Leaning back matters, because it gets the rider's weight off the forehand (the front legs). The horse needs to lift his front to strike off at the canter. The inside leg at the girth causes the horse to bend a bit, encouraging him to pick up the correct lead (inside front leg). 

Hope this helps.


----------



## Fayewokf (Jul 9, 2013)

I can't wait to try again. Trainer asked me to carry a whip, but I thought it was one more thing I have to worry about. I've only been back to riding for 3-4 times after not touching or looking at a horse for 13 years....

Maybe I will wait till my lower legs are not so retarded before I start cantering again.


----------



## updownrider (Mar 31, 2009)

Faye- A lot of school horses respect a crop but do not need you to use it. Just carrying it goes a long way as a motivator. 
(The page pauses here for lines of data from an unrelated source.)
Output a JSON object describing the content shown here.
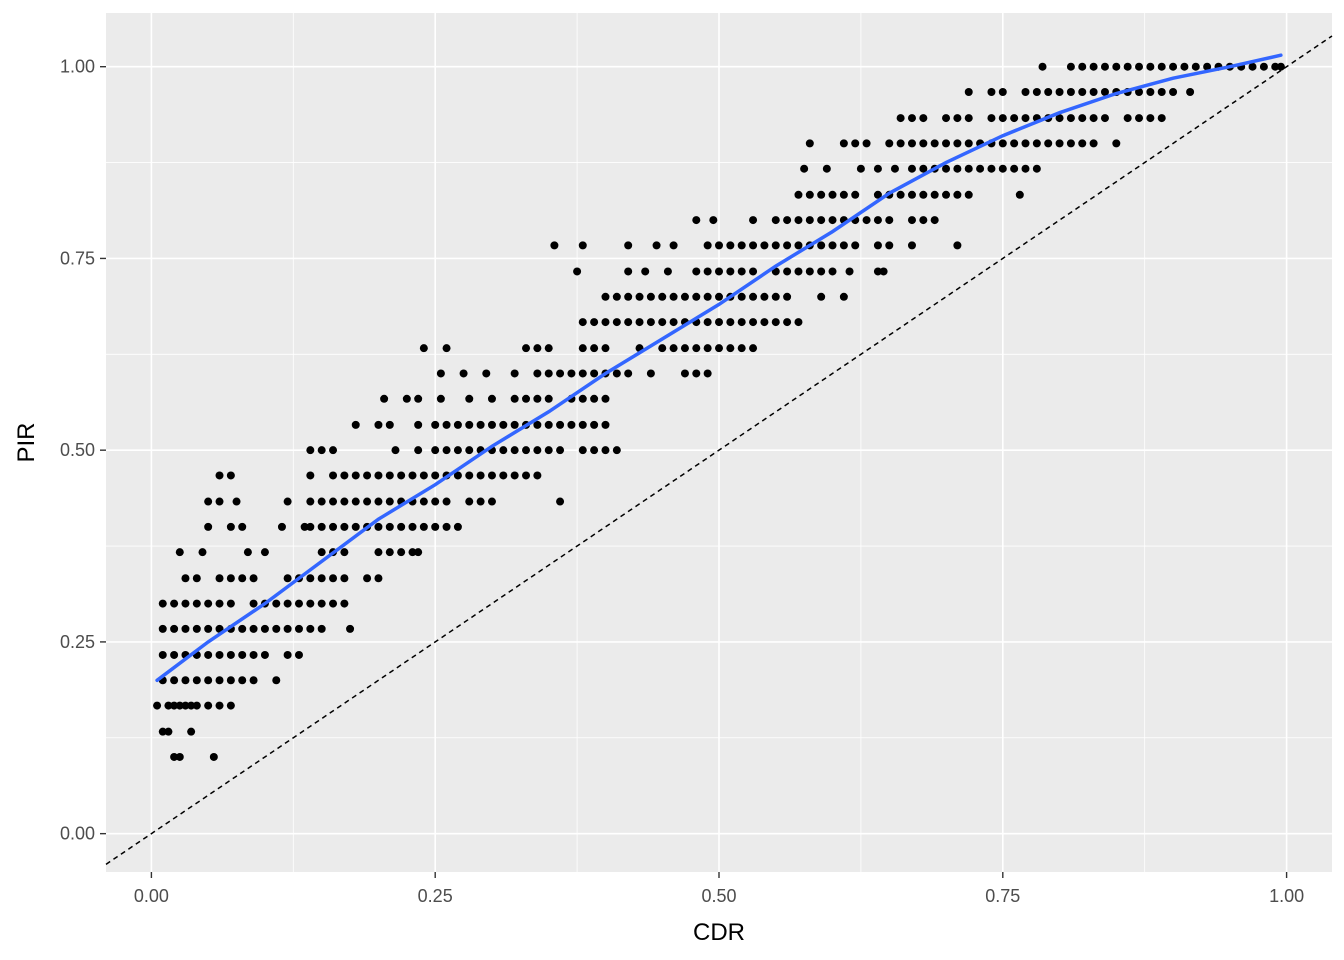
{
  "chart_data": {
    "type": "scatter",
    "xlabel": "CDR",
    "ylabel": "PIR",
    "xlim": [
      -0.04,
      1.04
    ],
    "ylim": [
      -0.05,
      1.07
    ],
    "x_ticks": [
      {
        "value": 0.0,
        "label": "0.00"
      },
      {
        "value": 0.25,
        "label": "0.25"
      },
      {
        "value": 0.5,
        "label": "0.50"
      },
      {
        "value": 0.75,
        "label": "0.75"
      },
      {
        "value": 1.0,
        "label": "1.00"
      }
    ],
    "y_ticks": [
      {
        "value": 0.0,
        "label": "0.00"
      },
      {
        "value": 0.25,
        "label": "0.25"
      },
      {
        "value": 0.5,
        "label": "0.50"
      },
      {
        "value": 0.75,
        "label": "0.75"
      },
      {
        "value": 1.0,
        "label": "1.00"
      }
    ],
    "grid": true,
    "background": "#ebebeb",
    "point_color": "#000000",
    "smooth_color": "#3366ff",
    "reference_line": {
      "type": "identity",
      "style": "dashed",
      "color": "#000000"
    },
    "rows": [
      {
        "y": 1.0,
        "x": [
          0.785,
          0.81,
          0.82,
          0.83,
          0.84,
          0.85,
          0.86,
          0.87,
          0.88,
          0.89,
          0.9,
          0.91,
          0.92,
          0.93,
          0.94,
          0.95,
          0.96,
          0.97,
          0.98,
          0.99,
          0.995
        ]
      },
      {
        "y": 0.967,
        "x": [
          0.72,
          0.74,
          0.75,
          0.77,
          0.78,
          0.79,
          0.8,
          0.81,
          0.82,
          0.83,
          0.84,
          0.85,
          0.86,
          0.87,
          0.88,
          0.89,
          0.9,
          0.915
        ]
      },
      {
        "y": 0.933,
        "x": [
          0.66,
          0.67,
          0.68,
          0.7,
          0.71,
          0.72,
          0.74,
          0.75,
          0.76,
          0.77,
          0.78,
          0.79,
          0.8,
          0.81,
          0.82,
          0.83,
          0.84,
          0.86,
          0.87,
          0.88,
          0.89
        ]
      },
      {
        "y": 0.9,
        "x": [
          0.58,
          0.61,
          0.62,
          0.63,
          0.65,
          0.66,
          0.67,
          0.68,
          0.69,
          0.7,
          0.71,
          0.72,
          0.73,
          0.74,
          0.75,
          0.76,
          0.77,
          0.78,
          0.79,
          0.8,
          0.81,
          0.82,
          0.83,
          0.85
        ]
      },
      {
        "y": 0.867,
        "x": [
          0.575,
          0.595,
          0.625,
          0.64,
          0.655,
          0.67,
          0.68,
          0.69,
          0.7,
          0.71,
          0.72,
          0.73,
          0.74,
          0.75,
          0.76,
          0.77,
          0.78
        ]
      },
      {
        "y": 0.833,
        "x": [
          0.57,
          0.58,
          0.59,
          0.6,
          0.61,
          0.62,
          0.64,
          0.65,
          0.66,
          0.67,
          0.68,
          0.69,
          0.7,
          0.71,
          0.72,
          0.765
        ]
      },
      {
        "y": 0.8,
        "x": [
          0.48,
          0.495,
          0.53,
          0.55,
          0.56,
          0.57,
          0.58,
          0.59,
          0.6,
          0.61,
          0.62,
          0.63,
          0.64,
          0.65,
          0.67,
          0.68,
          0.69
        ]
      },
      {
        "y": 0.767,
        "x": [
          0.355,
          0.38,
          0.42,
          0.445,
          0.46,
          0.49,
          0.5,
          0.51,
          0.52,
          0.53,
          0.54,
          0.55,
          0.56,
          0.57,
          0.58,
          0.59,
          0.6,
          0.61,
          0.62,
          0.64,
          0.65,
          0.67,
          0.71
        ]
      },
      {
        "y": 0.733,
        "x": [
          0.375,
          0.42,
          0.435,
          0.455,
          0.48,
          0.49,
          0.5,
          0.51,
          0.52,
          0.53,
          0.55,
          0.56,
          0.57,
          0.58,
          0.59,
          0.6,
          0.615,
          0.64,
          0.645
        ]
      },
      {
        "y": 0.7,
        "x": [
          0.4,
          0.41,
          0.42,
          0.43,
          0.44,
          0.45,
          0.46,
          0.47,
          0.48,
          0.49,
          0.5,
          0.51,
          0.52,
          0.53,
          0.54,
          0.55,
          0.56,
          0.59,
          0.61
        ]
      },
      {
        "y": 0.667,
        "x": [
          0.38,
          0.39,
          0.4,
          0.41,
          0.42,
          0.43,
          0.44,
          0.45,
          0.46,
          0.47,
          0.48,
          0.49,
          0.5,
          0.51,
          0.52,
          0.53,
          0.54,
          0.55,
          0.56,
          0.57
        ]
      },
      {
        "y": 0.633,
        "x": [
          0.24,
          0.26,
          0.33,
          0.34,
          0.35,
          0.38,
          0.39,
          0.4,
          0.43,
          0.45,
          0.46,
          0.47,
          0.48,
          0.49,
          0.5,
          0.51,
          0.52,
          0.53
        ]
      },
      {
        "y": 0.6,
        "x": [
          0.255,
          0.275,
          0.295,
          0.32,
          0.34,
          0.35,
          0.36,
          0.37,
          0.38,
          0.39,
          0.4,
          0.41,
          0.42,
          0.44,
          0.47,
          0.48,
          0.49
        ]
      },
      {
        "y": 0.567,
        "x": [
          0.205,
          0.225,
          0.235,
          0.255,
          0.28,
          0.3,
          0.32,
          0.33,
          0.34,
          0.35,
          0.37,
          0.38,
          0.39,
          0.4
        ]
      },
      {
        "y": 0.533,
        "x": [
          0.18,
          0.2,
          0.21,
          0.235,
          0.25,
          0.26,
          0.27,
          0.28,
          0.29,
          0.3,
          0.31,
          0.32,
          0.33,
          0.34,
          0.35,
          0.36,
          0.37,
          0.38,
          0.39,
          0.4
        ]
      },
      {
        "y": 0.5,
        "x": [
          0.14,
          0.15,
          0.16,
          0.215,
          0.235,
          0.25,
          0.26,
          0.27,
          0.28,
          0.29,
          0.3,
          0.31,
          0.32,
          0.33,
          0.34,
          0.35,
          0.36,
          0.38,
          0.39,
          0.4,
          0.41
        ]
      },
      {
        "y": 0.467,
        "x": [
          0.06,
          0.07,
          0.14,
          0.16,
          0.17,
          0.18,
          0.19,
          0.2,
          0.21,
          0.22,
          0.23,
          0.24,
          0.25,
          0.26,
          0.27,
          0.28,
          0.29,
          0.3,
          0.31,
          0.32,
          0.33,
          0.34
        ]
      },
      {
        "y": 0.433,
        "x": [
          0.05,
          0.06,
          0.075,
          0.12,
          0.14,
          0.15,
          0.16,
          0.17,
          0.18,
          0.19,
          0.2,
          0.21,
          0.22,
          0.23,
          0.24,
          0.25,
          0.26,
          0.28,
          0.29,
          0.3,
          0.36
        ]
      },
      {
        "y": 0.4,
        "x": [
          0.05,
          0.07,
          0.08,
          0.115,
          0.135,
          0.14,
          0.15,
          0.16,
          0.17,
          0.18,
          0.19,
          0.2,
          0.21,
          0.22,
          0.23,
          0.24,
          0.25,
          0.26,
          0.27
        ]
      },
      {
        "y": 0.367,
        "x": [
          0.025,
          0.045,
          0.085,
          0.1,
          0.15,
          0.16,
          0.17,
          0.2,
          0.21,
          0.22,
          0.23,
          0.235
        ]
      },
      {
        "y": 0.333,
        "x": [
          0.03,
          0.04,
          0.06,
          0.07,
          0.08,
          0.09,
          0.12,
          0.13,
          0.14,
          0.15,
          0.16,
          0.17,
          0.19,
          0.2
        ]
      },
      {
        "y": 0.3,
        "x": [
          0.01,
          0.02,
          0.03,
          0.04,
          0.05,
          0.06,
          0.07,
          0.09,
          0.1,
          0.11,
          0.12,
          0.13,
          0.14,
          0.15,
          0.16,
          0.17
        ]
      },
      {
        "y": 0.267,
        "x": [
          0.01,
          0.02,
          0.03,
          0.04,
          0.05,
          0.06,
          0.07,
          0.08,
          0.09,
          0.1,
          0.11,
          0.12,
          0.13,
          0.14,
          0.15,
          0.175
        ]
      },
      {
        "y": 0.233,
        "x": [
          0.01,
          0.02,
          0.03,
          0.04,
          0.05,
          0.06,
          0.07,
          0.08,
          0.09,
          0.1,
          0.12,
          0.13
        ]
      },
      {
        "y": 0.2,
        "x": [
          0.01,
          0.02,
          0.03,
          0.04,
          0.05,
          0.06,
          0.07,
          0.08,
          0.09,
          0.11
        ]
      },
      {
        "y": 0.167,
        "x": [
          0.005,
          0.015,
          0.02,
          0.025,
          0.03,
          0.035,
          0.04,
          0.05,
          0.06,
          0.07
        ]
      },
      {
        "y": 0.133,
        "x": [
          0.01,
          0.015,
          0.035
        ]
      },
      {
        "y": 0.1,
        "x": [
          0.02,
          0.025,
          0.055
        ]
      }
    ],
    "smooth": {
      "x": [
        0.005,
        0.05,
        0.1,
        0.15,
        0.2,
        0.25,
        0.3,
        0.35,
        0.4,
        0.45,
        0.5,
        0.55,
        0.6,
        0.65,
        0.7,
        0.75,
        0.8,
        0.85,
        0.9,
        0.95,
        0.995
      ],
      "y": [
        0.2,
        0.25,
        0.3,
        0.355,
        0.41,
        0.455,
        0.505,
        0.55,
        0.6,
        0.645,
        0.69,
        0.74,
        0.785,
        0.835,
        0.875,
        0.91,
        0.94,
        0.965,
        0.985,
        1.0,
        1.015
      ]
    }
  }
}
If you are picking up the canter from the trot, keep a feel with the inside rein to control speed. You do not want your horse to trot faster. As mentioned above, keep your inside leg against your horse. A trick is to think of inside leg as a brick wall, and to try to push your outside leg against that brick wall. Hope this helps.


----------



## equine24 (Aug 7, 2013)

I have heard this story from many other people and I'm the same way if its not my horse. What helped my balance is I pretend that I need to push the saddle up the horses neck with my center and thighs (sorry not to technical on lessons) it helps me to sit up and kind of flow with the motion. I also found watching a million videos on just watching the horse move in a canter. I watch their body from head to tail and down to the hoof. If you understand how a horse moves then you can understand how you should move. 
Take your time and enjoy the ride!!!!


----------



## Joe4d (Sep 1, 2011)

LOL,, I am afraid of the trot, I canter everywhere.


----------



## howrsegirl123 (Feb 19, 2012)

Ask for the canter like this-pick up inside rein, outside leg back to push hindquarters over, then squeeze and give a big kiss. This puts the horse's body in the correct position to canter from a walk. Has worked every time for me.
Don't just let the horse rush into it because he can't trot any faster. Start again, give clear, firm aids, and then the canter will he much better as a result. 
_Posted via Mobile Device_


----------



## mrstorres2566 (Apr 25, 2013)

IDK! I hate cantering! I used to love it, but then I stopped riding for 8 years and recently started again. I get nervous sometimes at a fast trot because posting isn't coming to me as easy as it used to. That, and my horse has THE CHOPPIEST trot ever. Today I rode English for the first time ever, and he bounced my left foot out of the stirrup. Scared me to death for a moment, but I was able to regain my composure. I don't think I will be cantering for atleast a few weeks.


----------



## SammysMom (Jul 20, 2013)

I'm working through a similar issue. I was leasing a horse with a really "big" canter (he's still a little green, and I'm a lot green), and the trainer I was with would do the scream routine and I'd get all nervous and the canter would basically be me desperately trying to balance. Since I wasn't really _riding_ the canter so much as holding on for dear life, I wasn't controlling the horse and he would take it as an opportunity to run like a deranged dreidel around the arena. Eventually I had my other trainer come out and she pointed out the fact that I threw all my aids away when I went into the canter and they came back when I dropped to trot, which I hadn't realized on my own. After that I focused really intently on _riding_ at the canter, and things got better so fast it was funny. You might be much more advanced, so please don't take this the wrong way, but if you're anything like me, I'd suggest just forcing yourself to do it a few times and really exaggerating your cues. For me, it made the horse listen, and then I felt a lot more in control, which relaxed me tons.


----------



## Ted Love Forever (Aug 17, 2013)

(most) Riding school horses always take more effort to get moving. You are asking the right way, and there is no reason your instructor should get mad at you. Just be stronger when you ask, and use the outside leg more so you can make sure he is on the right leg.


----------